«Dépolitiser», mot-clé de cette campagne?

image Avons-nous trop «dépolitisé» la gestion publique au Québec? Depuis quelques jours, c’est assez frappant dans la campagne de Jean Charest. On parle de la Caisse de dépôt? Le premier ministre n’a pas les chiffres. On a rendu la caisse indépendante du politique. M. Charest peut dire qu’il ne sait rien. La hausse possible des tarifs de la SAAQ? En vertu de la loi 55 adoptée par le gouvernement libéral, la SAAQ est fiduciaire public du Fonds d’assurance automobile du Québec. Cette loi visait à «dépolitiser» le processus visant à fixer les coûts des permis de conduire et exclure la SAAQ du périmètre comptable du gouvernement du Québec qui, dans les 20 dernières années, s’était parfois permis de piger dans ses surplus pour augmenter ses revenus. M. Charest peut donc dire, comme il l’a fait lundi, que ce n’est pas lui qui fixe les coûts des permis. Il en va de même des tarifs d’électricité. (la photo provient du http://etienne.chouard.free.fr)

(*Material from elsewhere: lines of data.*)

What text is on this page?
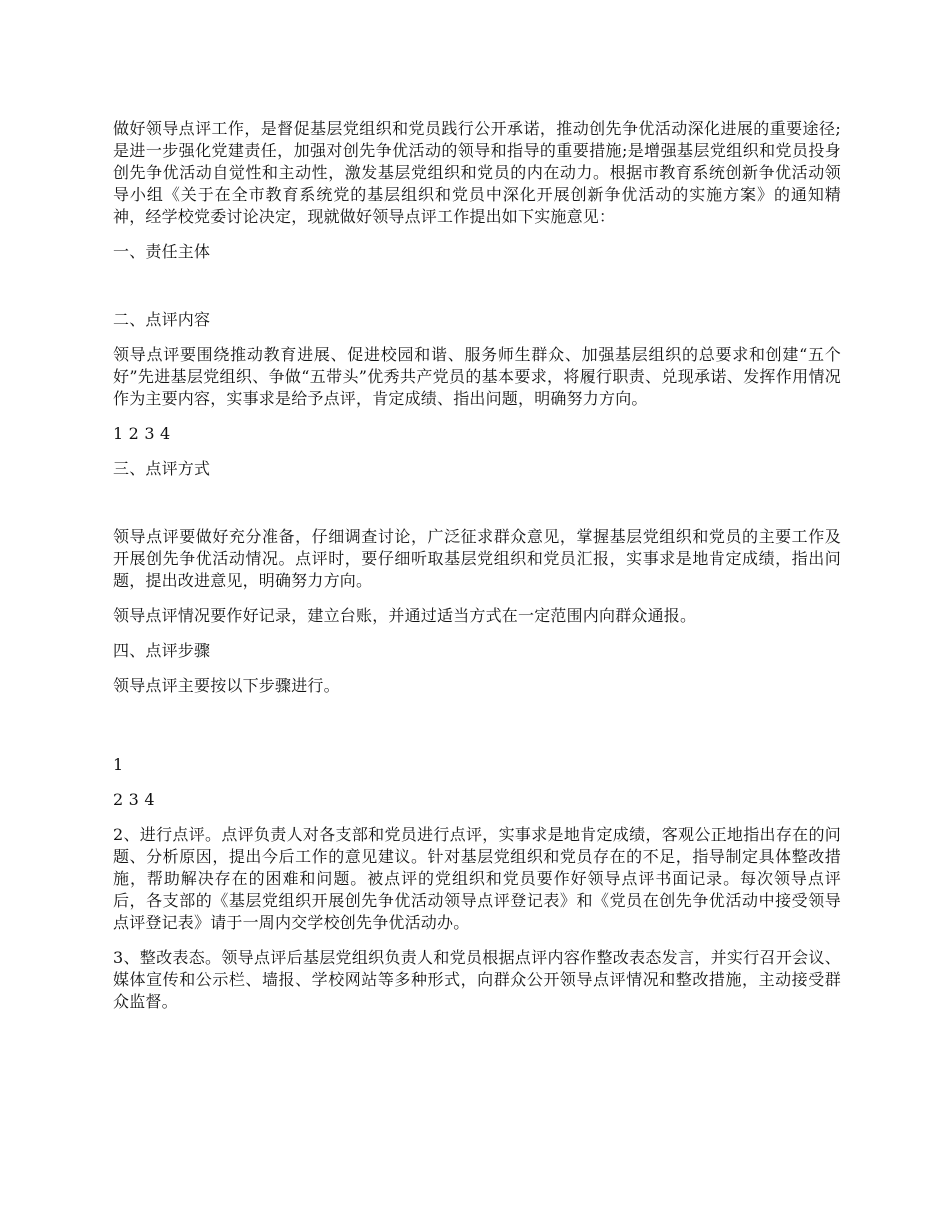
做好领导点评工作，是督促基层党组织和党员践行公开承诺，推动创先争优活动深化进展的重要途径;是进一步强化党建责任，加强对创先争优活动的领导和指导的重要措施;是增强基层党组织和党员投身创先争优活动自觉性和主动性，激发基层党组织和党员的内在动力。根据市教育系统创新争优活动领导小组《关于在全市教育系统党的基层组织和党员中深化开展创新争优活动的实施方案》的通知精神，经学校党委讨论决定，现就做好领导点评工作提出如下实施意见：

一、责任主体

二、点评内容

领导点评要围绕推动教育进展、促进校园和谐、服务师生群众、加强基层组织的总要求和创建“五个好”先进基层党组织、争做“五带头”优秀共产党员的基本要求，将履行职责、兑现承诺、发挥作用情况作为主要内容，实事求是给予点评，肯定成绩、指出问题，明确努力方向。

1 2 3 4

三、点评方式

领导点评要做好充分准备，仔细调查讨论，广泛征求群众意见，掌握基层党组织和党员的主要工作及开展创先争优活动情况。点评时，要仔细听取基层党组织和党员汇报，实事求是地肯定成绩，指出问题，提出改进意见，明确努力方向。

领导点评情况要作好记录，建立台账，并通过适当方式在一定范围内向群众通报。

四、点评步骤

领导点评主要按以下步骤进行。

1

2 3 4

2、进行点评。点评负责人对各支部和党员进行点评，实事求是地肯定成绩，客观公正地指出存在的问题、分析原因，提出今后工作的意见建议。针对基层党组织和党员存在的不足，指导制定具体整改措施，帮助解决存在的困难和问题。被点评的党组织和党员要作好领导点评书面记录。每次领导点评后，各支部的《基层党组织开展创先争优活动领导点评登记表》和《党员在创先争优活动中接受领导点评登记表》请于一周内交学校创先争优活动办。

3、整改表态。领导点评后基层党组织负责人和党员根据点评内容作整改表态发言，并实行召开会议、媒体宣传和公示栏、墙报、学校网站等多种形式，向群众公开领导点评情况和整改措施，主动接受群众监督。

Ne croit-il pas qu’une hausse de tarifs d’électricité de 2,2%, demandée par Hydro-Québec Distribution, c'est «abusif» compte tenu de la tempête économique à venir ? «Ça va se débattre devant la régie de l'énergie; la régie existe pour cette raison-là. Justement pour recevoir les demandes d'Hydro et pouvoir en disposer et écouter pas uniquement Hydro-Québec, mais écouter également les consommateurs, les entreprises et de pouvoir finalement répondre à la demande qu'Hydro-Québec a formulée.» Charest n'est pas le seul à tenir ce discours. Mario Dumont souhaitait aussi «sortir la politique des grands projets de plus de 100 millions» en confiant à un groupe d’experts le soin de réviser la gestion des grands projets. On a envie de demander : mais à quoi servent donc les gouvernements si tout est «dépolitisé»? La politique est-elle trop sale? Sommes-nous convaincus à ce point que la technocratie est préférable à la démocratie? La réponse de M. Charest, ce matin, à une question de ce type, est très révélatrice. «On a voté une loi pour mettre sur pied la Régie de l’énergie. Et quand on l’a votée, on voulait donner un mandat à la Régie qui lui permettait de débattre de ces choses là, d’aller au fond des questions techniques, économiques et, ensuite, d’arriver à une décision. Et on l’a fait pour que chaque décision n’en soit pas une purement politique. On voulait donner à des hommes et à des femmes la responsabilité de présenter, d’étudier ces choses-là. C’est la même chose pour la Caisse de dépôt du Québec, c’est une institution très importante qui gère le bas de laine des Québécois. On ne fait pas ça à l’arbitraire. On a changé la loi de la gouvernance de la Caisse justement pour que des professionnels, des gens qui sont formés sur ces questions-là puissent remplir le mandat qu’on leur confie. Alors, il y a une partie pour le politique et il y a une partie qui touche les experts, ceux qui ont des mandats spécifiques de gérer ou des fonds publics ou d’étudier la question des tarifs d’électricité. Il faut que ce soit comme ça. Il faut que ce soit les bonnes personnes au bon endroit avec les bons mandats.» Autrement dit, quand c’est sérieux, il faut «dépolitiser». Pas surprenant que les citoyens s’intéressent de moins en moins à la politique : les politiciens eux-mêmes répètent que la politique corrompt tout. Et ces mêmes citoyens les voient tout balancer dans les mains des «experts» ou des juges. Alors à quoi bon aller voter? Vaut mieux «dépolitiser» la politique!